Mon adolescence fut moins désastreuse. Je vacillai entre maison de correction, détention provisoire, jusqu'à ce que je sois condamnée à  purger une peine de cinq ans d'emprisonnement. Trouverez-vous cela ironique si je vous dis que ce fût les plus belles années de ma vie ? J'eus une véritable amitié, entre les murs de béton du pénitencier.Toutes les autres me pensaient folles, mais pas elle. Pas Emma. Ou peut-être était-ce parce que nous étions folles à deux ? Pour tout vous avouer, je ne sais pas.. Est-ce normal d'être agressive lorsqu'on se sent menacé ? Ou de se sentir perpétuellement suivie, ciblée ? Que nos battements de coeur s'affolent dès qu'on croise ne serait-ce qu'une chose qui nous paraisse étrange, et que l'on n'hésite pas à sauter à la gorge de tout potentiel agresseur ? Je ne sais pas... On m'a déjà parlé de paranoïa, mais je ne crois pas à toutes ces conneries médicales. Ils m'ont assez bourré le crâne avec leurs paroles bien-pensantes et leurs médicaments addictifs mais inefficaces. Je n'y crois plus. Tout comme je ne crois plus à ces choses appelées "attachement" ou autre conneries du genre. Je n'y arrive plus, je n'ai pas été élevée ainsi et le psychologue ne suffit pas à cela. 

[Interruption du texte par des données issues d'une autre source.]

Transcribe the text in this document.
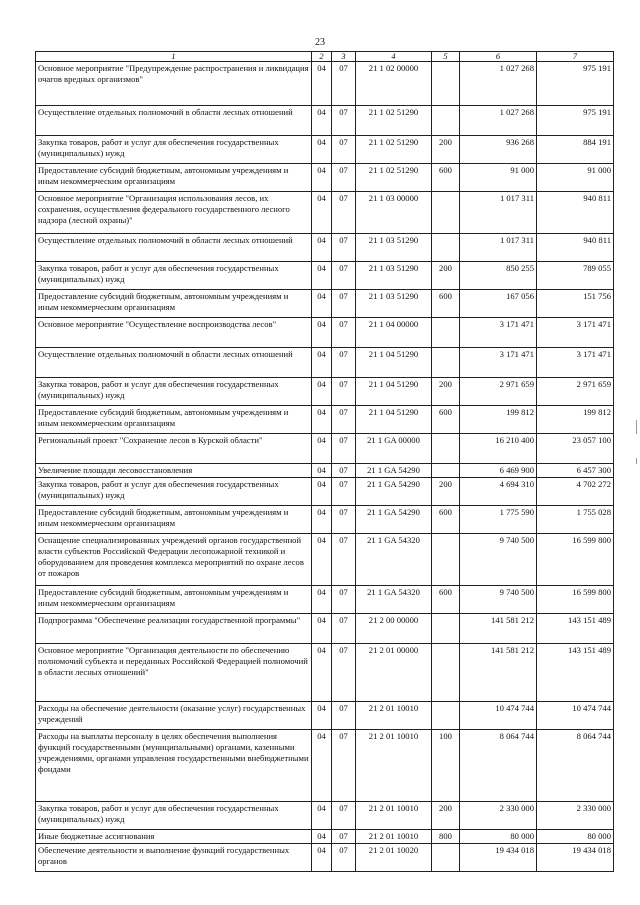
23
1	2	3	4	5	6	7
Основное мероприятие "Предупреждение распространения и ликвидация очагов вредных организмов"	04	07	21 1 02 00000		1 027 268	975 191
Осуществление отдельных полномочий в области лесных отношений	04	07	21 1 02 51290		1 027 268	975 191
Закупка товаров, работ и услуг для обеспечения государственных (муниципальных) нужд	04	07	21 1 02 51290	200	936 268	884 191
Предоставление субсидий бюджетным, автономным учреждениям и иным некоммерческим организациям	04	07	21 1 02 51290	600	91 000	91 000
Основное мероприятие "Организация использования лесов, их сохранения, осуществления федерального государственного лесного надзора (лесной охраны)"	04	07	21 1 03 00000		1 017 311	940 811
Осуществление отдельных полномочий в области лесных отношений	04	07	21 1 03 51290		1 017 311	940 811
Закупка товаров, работ и услуг для обеспечения государственных (муниципальных) нужд	04	07	21 1 03 51290	200	850 255	789 055
Предоставление субсидий бюджетным, автономным учреждениям и иным некоммерческим организациям	04	07	21 1 03 51290	600	167 056	151 756
Основное мероприятие "Осуществление воспроизводства лесов"	04	07	21 1 04 00000		3 171 471	3 171 471
Осуществление отдельных полномочий в области лесных отношений	04	07	21 1 04 51290		3 171 471	3 171 471
Закупка товаров, работ и услуг для обеспечения государственных (муниципальных) нужд	04	07	21 1 04 51290	200	2 971 659	2 971 659
Предоставление субсидий бюджетным, автономным учреждениям и иным некоммерческим организациям	04	07	21 1 04 51290	600	199 812	199 812
Региональный проект "Сохранение лесов в Курской области"	04	07	21 1 GA 00000		16 210 400	23 057 100
Увеличение площади лесовосстановления	04	07	21 1 GA 54290		6 469 900	6 457 300
Закупка товаров, работ и услуг для обеспечения государственных (муниципальных) нужд	04	07	21 1 GA 54290	200	4 694 310	4 702 272
Предоставление субсидий бюджетным, автономным учреждениям и иным некоммерческим организациям	04	07	21 1 GA 54290	600	1 775 590	1 755 028
Оснащение специализированных учреждений органов государственной власти субъектов Российской Федерации лесопожарной техникой и оборудованием для проведения комплекса мероприятий по охране лесов от пожаров	04	07	21 1 GA 54320		9 740 500	16 599 800
Предоставление субсидий бюджетным, автономным учреждениям и иным некоммерческим организациям	04	07	21 1 GA 54320	600	9 740 500	16 599 800
Подпрограмма "Обеспечение реализации государственной программы"	04	07	21 2 00 00000		141 581 212	143 151 489
Основное мероприятие "Организация деятельности по обеспечению полномочий субъекта и переданных Российской Федерацией полномочий в области лесных отношений"	04	07	21 2 01 00000		141 581 212	143 151 489
Расходы на обеспечение деятельности (оказание услуг) государственных учреждений	04	07	21 2 01 10010		10 474 744	10 474 744
Расходы на выплаты персоналу в целях обеспечения выполнения функций государственными (муниципальными) органами, казенными учреждениями, органами управления государственными внебюджетными фондами	04	07	21 2 01 10010	100	8 064 744	8 064 744
Закупка товаров, работ и услуг для обеспечения государственных (муниципальных) нужд	04	07	21 2 01 10010	200	2 330 000	2 330 000
Иные бюджетные ассигнования	04	07	21 2 01 10010	800	80 000	80 000
Обеспечение деятельности и выполнение функций государственных органов	04	07	21 2 01 10020		19 434 018	19 434 018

Que voulez-vous, on ne se refait pas...

Phoebe a récemment soufflé ses vingt-cinq bougies, mais ce n'est pas pour autant qu'elle a la vie qu'elle s'était imaginée lorsqu'elle était encore qu'une enfant. Elle n'est pas une brillante avocate, seulement une prostituée peinant à sortir la tête hors de l'eau financièrement parlant. Elle ne réside pas dans une majestueuse maison composée d'un jardin abritant cheval, vache et autre animal de basse-cour, elle vagabonde entre différents motels crasseux. La jeune femme n'est pas à la tête d'une famille de trois enfants, mais sous la directive de femmes vénales et épaulées par des jeunes dans la même galère qu'elle. Et elle ne s'est pas mariée avec son prince charmant, juste avec la misère et la tristesse d'envies jamais satisfaites.

Non, elle n'a vraiment pas la vie qu'elle s'était dessinée dans sa caboche enfantine.